Sunday, September 23, 2018

The Mistake of "Electability"

The Democratic Party of 2019 does not look much like Joe Biden. Women, African-American, Latino and Asian voters are all much more likely to say they support Democratic candidates than Republican ones. White voters, male voters and especially white male voters generally support Republicans.

Statistics on who votes Democratic also suggest that the Democratic Party is more diverse than the experts deciding who is electable.

Those assumptions about electability reflect entrenched biases more than political science, and have a dash of arrogance to boot. An electable candidate, the thinking goes, has to be authentic and broadly appealing. But authenticity itself is coded as white and male when it’s defined by white men.

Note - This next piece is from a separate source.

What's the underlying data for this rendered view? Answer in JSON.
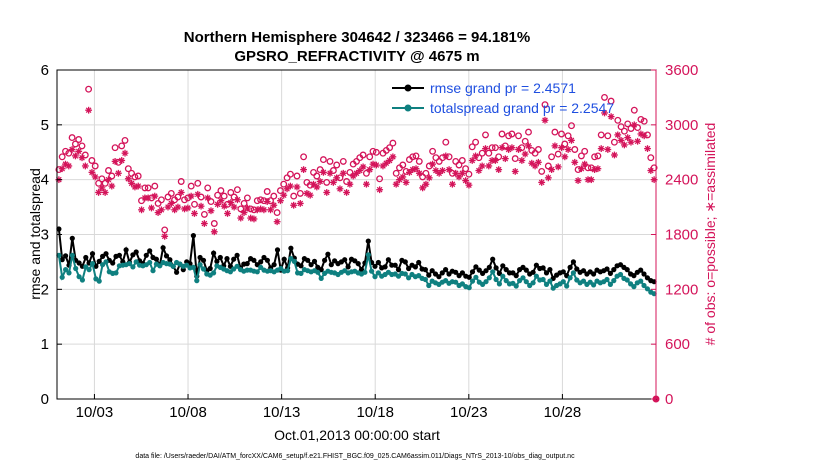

This perpetual reading of the white working-class tea leaves (or beer hops?) only makes sense if those voters are actually more influential than all the others. In the Democratic Party, they’re not. Just under a third of white men without college degrees said they voted for a Democrat in the 2018 midterms. And Democrats don’t need anywhere near a majority of these men to win. Women vote in larger numbers than men; voters with college and post-graduate degrees turn out in larger shares than those without. These high-turnout groups are the same ones that are trending Democratic. If they're motivated to turn out to vote, a Democrat will wind up in the White House.

But what about those Obama-to-Trump swing voters who will reportedly make or break this election, as they did the last one? The Democratic Party shouldn’t leave anyone behind, but working-class white men are declining as a share of the Democratic base, while whites generally are declining as a share of the general population. The entire premise that white men without college degrees are the only possible swing voters is a faulty one.